P2Y12 inhibitor plus aspirin reduces risk of primary endpoint after acute ischemic stroke or TIA
In the phase III THALES trial, the risk of the primary composite endpoint of stroke and death was reduced with ticagrelor in combination with aspirin taken for 30 days after acute ischemic stroke or transient ischemic attack (TIA), compared to aspirin alone. Preliminary safety results were reported with an increased bleeding rate in the ticagrelor plus aspirin arm compared to the aspirin arm of the study.
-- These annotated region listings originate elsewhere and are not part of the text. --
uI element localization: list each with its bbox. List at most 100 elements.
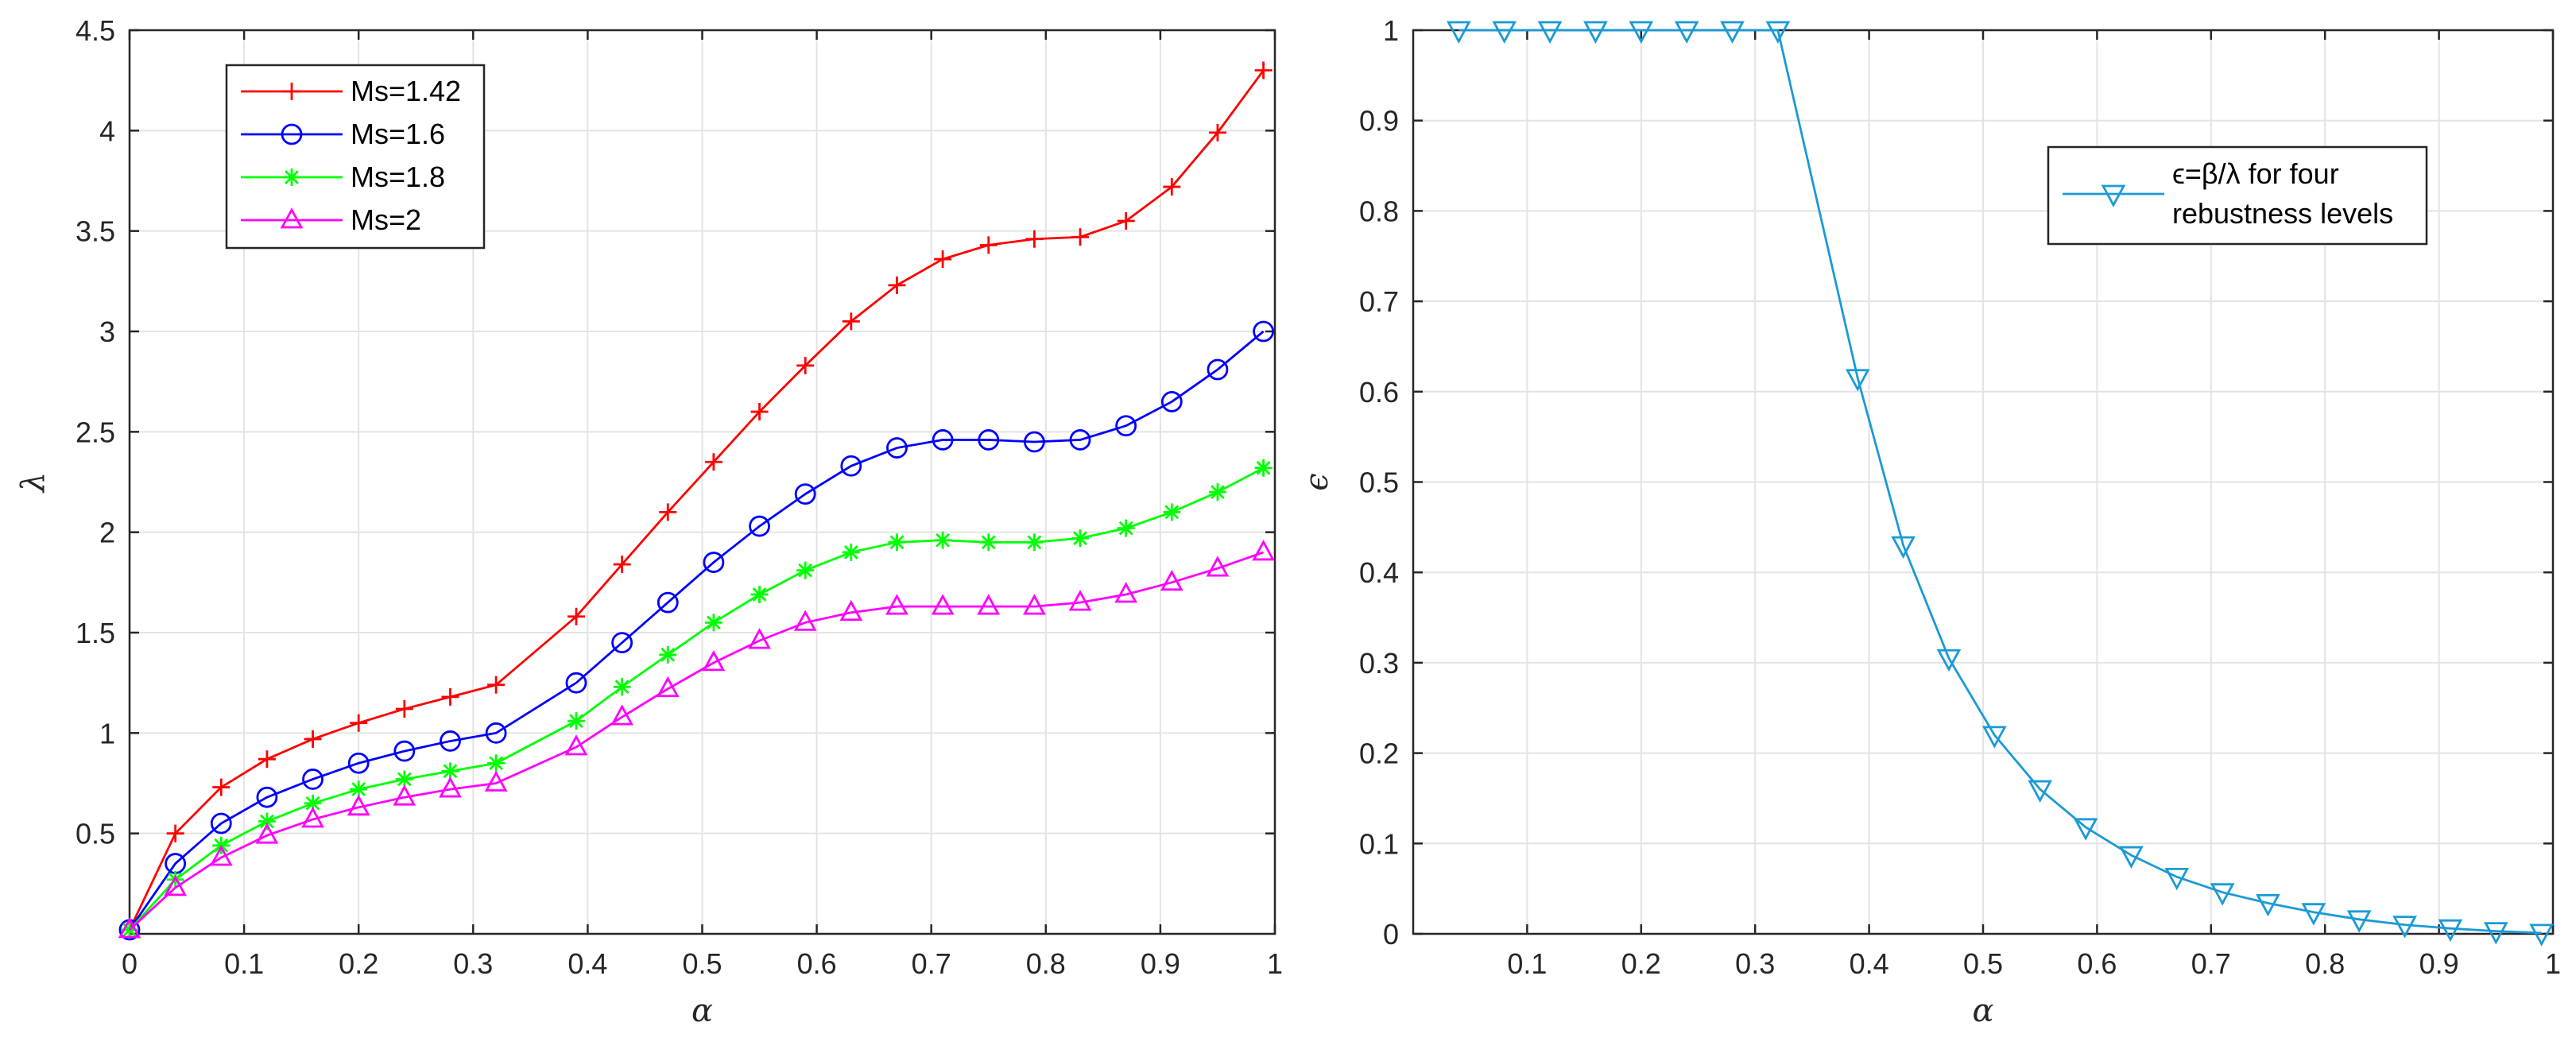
series-line	[129, 551, 1265, 931]
data-point-d2	[843, 545, 858, 560]
data-point	[796, 356, 815, 374]
y-tick-label: 3.5	[76, 215, 115, 248]
data-point	[209, 845, 233, 866]
data-point	[164, 874, 187, 896]
data-point	[485, 722, 507, 744]
legend-entry-text: rebustness levels	[2172, 197, 2393, 230]
data-point	[1163, 503, 1181, 521]
y-tick-label: 0.1	[1359, 827, 1399, 860]
legend-marker	[280, 207, 304, 229]
x-tick-label: 0.3	[453, 947, 493, 980]
legend-entry-text: Ms=2	[351, 203, 421, 236]
data-point	[657, 591, 679, 614]
data-point	[888, 533, 906, 552]
data-point	[2164, 867, 2190, 891]
data-point	[1025, 230, 1044, 248]
data-point	[1720, 21, 1745, 44]
y-tick-label: 0.2	[1359, 738, 1399, 770]
data-point	[1117, 519, 1135, 537]
data-point	[439, 776, 462, 798]
y-tick-label: 2.5	[76, 416, 115, 448]
x-tick-label: 1	[1267, 947, 1283, 980]
data-point	[347, 794, 370, 816]
data-point	[703, 552, 725, 573]
data-point	[1068, 590, 1092, 611]
data-point	[1981, 726, 2007, 749]
data-point-d2	[351, 782, 366, 796]
x-axis-label: α	[691, 993, 713, 1029]
data-point	[750, 585, 769, 603]
data-point	[395, 700, 413, 718]
data-point	[1583, 21, 1608, 44]
y-tick-label: 0.9	[1359, 105, 1399, 137]
data-point	[1936, 649, 1962, 672]
data-point-d2	[1073, 531, 1087, 546]
data-point	[934, 531, 952, 549]
data-point	[2028, 780, 2053, 803]
x-tick-label: 0.3	[1735, 947, 1775, 980]
legend: ϵ=β/λ for four rebustness levels	[2047, 145, 2428, 246]
x-tick-label: 0.7	[912, 947, 951, 980]
x-tick-label: 0.1	[224, 947, 264, 980]
data-point-d2	[1211, 485, 1225, 500]
data-point-d2	[614, 680, 629, 695]
data-point	[659, 645, 677, 664]
data-point	[395, 770, 413, 788]
data-point	[567, 712, 585, 730]
legend-box	[225, 64, 486, 250]
legend-marker	[283, 83, 300, 100]
data-point	[1629, 21, 1654, 44]
y-axis-label: ϵ	[1299, 473, 1335, 490]
legend-marker-d2	[285, 170, 299, 184]
legend-marker	[281, 123, 303, 145]
data-point	[748, 628, 771, 649]
series-0	[121, 61, 1273, 939]
data-point	[888, 276, 906, 294]
data-point	[979, 533, 997, 552]
data-point	[2529, 924, 2555, 947]
data-point	[2438, 919, 2463, 943]
x-tick-label: 1	[2545, 947, 2561, 980]
data-point	[393, 784, 416, 806]
data-point	[1023, 431, 1045, 453]
data-point	[1117, 212, 1135, 230]
epsilon-vs-alpha-chart: 0.1 0.2 0.3 0.4 0.5 0.6 0.7 0.8 0.9 1 0 0.1 0.2 0.3 0.…	[1299, 14, 2561, 1029]
data-point	[1254, 459, 1273, 477]
data-point	[441, 687, 459, 706]
data-point	[885, 594, 908, 615]
data-point-d2	[489, 756, 504, 771]
legend-entry-text: Ms=1.8	[351, 161, 445, 193]
data-point	[350, 714, 368, 732]
data-point	[2073, 818, 2098, 841]
y-tick-label: 1	[1383, 14, 1399, 47]
data-point	[1206, 556, 1230, 577]
y-tick-label: 0.5	[1359, 467, 1399, 499]
y-tick-label: 0.6	[1359, 376, 1399, 409]
data-point	[2256, 893, 2280, 917]
data-point-d2	[1027, 535, 1042, 550]
y-tick-label: 2	[99, 517, 115, 549]
y-tick-label: 0.7	[1359, 285, 1399, 318]
data-point-d2	[752, 587, 767, 602]
data-point	[1674, 21, 1699, 44]
x-tick-label: 0.8	[1026, 947, 1066, 980]
data-point-d2	[305, 796, 320, 811]
series-line	[128, 467, 1265, 931]
series-3	[118, 540, 1275, 939]
data-point	[2210, 883, 2235, 906]
data-point	[256, 786, 278, 808]
data-point	[212, 778, 230, 796]
data-point	[1069, 429, 1091, 451]
data-point	[931, 594, 955, 615]
y-tick-label: 0.4	[1359, 556, 1399, 589]
data-point	[1252, 540, 1275, 561]
data-point	[656, 676, 680, 698]
y-tick-label: 0	[1383, 918, 1399, 951]
data-point	[118, 917, 141, 939]
series-0	[1447, 21, 2555, 947]
data-point	[1023, 594, 1046, 615]
series-line	[128, 330, 1265, 931]
series-1	[118, 320, 1274, 941]
data-point	[611, 632, 633, 654]
y-tick-label: 4	[99, 114, 115, 147]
THALES is a randomized, placebo-controlled, double-blinded, international, multicenter, event-driven trial and investigated whether ticagrelor (90mg used twice daily) together with aspirin is superior to aspirin alone in preventing the composite of stroke and death in patients with minor acute ischemic stroke or high-risk TIA. More than 11,000 patients were randomized within 24 hours of onset of acute ischemic stroke or high-risk TIA symptoms. All patients received open-label aspirin 330-325mg on day 1 and 75-100mg once daily on day 2-30. Patients received ticagrelor 180mg loading dose on day 1, followed by 90mg twice daily on day 2-30, or matching placebo. The primary efficacy outcome was time the composite endpoint of stroke and death at 30 days. The primary safety outcome was the time to first severe bleeding event. Patients were followed for an additional 30 days on standard of care.